Joe Harris was taken early in the second round of June's NBA Draft, without the guarantee of an NBA contract coming his way. Within weeks it was clear that Harris, even if he made the team, would find himself somewhere near the bottom of a group of shooting guards competing for minutes that included presumed starter Dion Waiters, free agent signee's Mike Miller and James Jones, as well as Matthew Dellavedova and potentially Ray Allen.
Less then a month into the young season, Waiters has seen his role and minute load reduced, Dellavedova has been hurt, Ray Allen bides his time, Mike Miller has struggled, and James Jones' success has been limited to three point shootouts at the end of practice.
Joe Harris did get that guaranteed contract, and has found himself in the rotation, getting minutes, making an impact. Asked by Fear the Sword about the whirlwind journey from draft night until this point, Harris is earnest, saying, "You always have to be ready, regardless of the circumstances. A couple guys got banged up. Whatever your role is with the team, you have to do that."
Harris' clear role, and his ability to fulfill it, is probably the easiest way to understand why he has earned David Blatt's trust in such a short time. His traditional metrics are, quite frankly, not good. He entered Wednesday night's matchup with the Washington Wizards shooting 32.4% from the field and 30.8% from three point range. Despite his struggles shooting the ball early, though, the Cavaliers have excelled as a team with Harris on the floor. With the Virginia product on the court, the Cavaliers are outscoring opponents by over 26 points per 100 possessions according to 82games.com. Small sample size caveats aside, this is impressive.
With scorers like LeBron James, Kyrie Irving, and Kevin Love, the Cavaliers need floor spacers around them who will defend, keep the ball moving, and space the floor. Harris has physical limitations defensively and is still learning, but effort hasn't been the issue on that end. Offensively? He knows his role:
Over 75% of Harris' field goal attempts are from three point range. You can compare that figure with Dion Waiters, who has attempted field goals from three point range less than 25% of the time. Obviously you'd like to see Harris shoot a higher percentage from that range, but there's reason to believe from his four year career at Virginia (where he was a career 41% shooter) that he will improve.
Harris comes from a program at Virginia that is known for its commitment to ball movement. Fear the Sword asked him about what made that movement possible and what might extend to his pro team. Harris said sacrifice was a key theme at Virginia: "I came from a program in college where the focal point for everything was team-oriented and guys didn’t really care a whole lot about their stats, and that’s why we moved the ball so well."

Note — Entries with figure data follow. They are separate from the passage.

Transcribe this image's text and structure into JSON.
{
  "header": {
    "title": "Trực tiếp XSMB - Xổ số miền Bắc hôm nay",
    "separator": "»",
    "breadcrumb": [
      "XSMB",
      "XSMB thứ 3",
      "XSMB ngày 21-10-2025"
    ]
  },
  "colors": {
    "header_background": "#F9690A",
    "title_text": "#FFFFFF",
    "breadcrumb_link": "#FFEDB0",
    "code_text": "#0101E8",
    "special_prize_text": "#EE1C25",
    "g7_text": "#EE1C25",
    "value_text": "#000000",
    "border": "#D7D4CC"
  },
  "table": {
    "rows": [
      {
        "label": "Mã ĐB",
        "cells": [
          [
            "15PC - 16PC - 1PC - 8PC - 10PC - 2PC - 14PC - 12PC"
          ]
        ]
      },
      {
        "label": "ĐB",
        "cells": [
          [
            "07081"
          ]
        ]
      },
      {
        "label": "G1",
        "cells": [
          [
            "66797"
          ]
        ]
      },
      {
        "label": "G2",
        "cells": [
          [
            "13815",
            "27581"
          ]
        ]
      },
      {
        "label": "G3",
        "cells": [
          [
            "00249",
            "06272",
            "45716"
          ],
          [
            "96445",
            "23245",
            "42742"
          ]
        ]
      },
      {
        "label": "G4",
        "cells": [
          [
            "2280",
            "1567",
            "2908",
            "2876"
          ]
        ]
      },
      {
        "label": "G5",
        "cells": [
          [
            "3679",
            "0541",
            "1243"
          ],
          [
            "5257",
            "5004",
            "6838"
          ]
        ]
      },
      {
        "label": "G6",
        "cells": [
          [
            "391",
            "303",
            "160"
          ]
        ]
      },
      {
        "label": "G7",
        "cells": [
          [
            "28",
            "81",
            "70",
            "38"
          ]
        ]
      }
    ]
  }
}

Harris, unprompted, brought up the issue of pace, something the Cavaliers have struggled with up to this point. Heading into Wednesday night's game ranked 19th in the NBA in pace, Harris said it's something the team needs to keep working on. After noting that the longer shot clock in the NCAA allows for a slower game, he said "I think here, when we play with pace the ball seems to move a bit more effortlessly. When we aren’t playing with pace sometimes that’s where we get stagnant, and the ball kind of sticks in some places instead of moving around. And that’s been a focal point with the coaches, veteran guys with the team, we got to play with pace."
Of course, it's a lot easier to get out in transition when the defense does his job, and Harris recognizes that as well. "[Pace] also comes from defensive stops. The defense will transition into pace, and that should lead to better ball movement."
Joe Harris might be an unlikely key contributor for this Cleveland Cavaliers team, but if he continues to throw himself into defending and stick with his three point shot, he might be just what the team needs off the bench. He's self-aware, and knows what he doesn't know, doesn't do what he doesn't know how to do. That's important, and it's been good for David Blatt and the Cavaliers.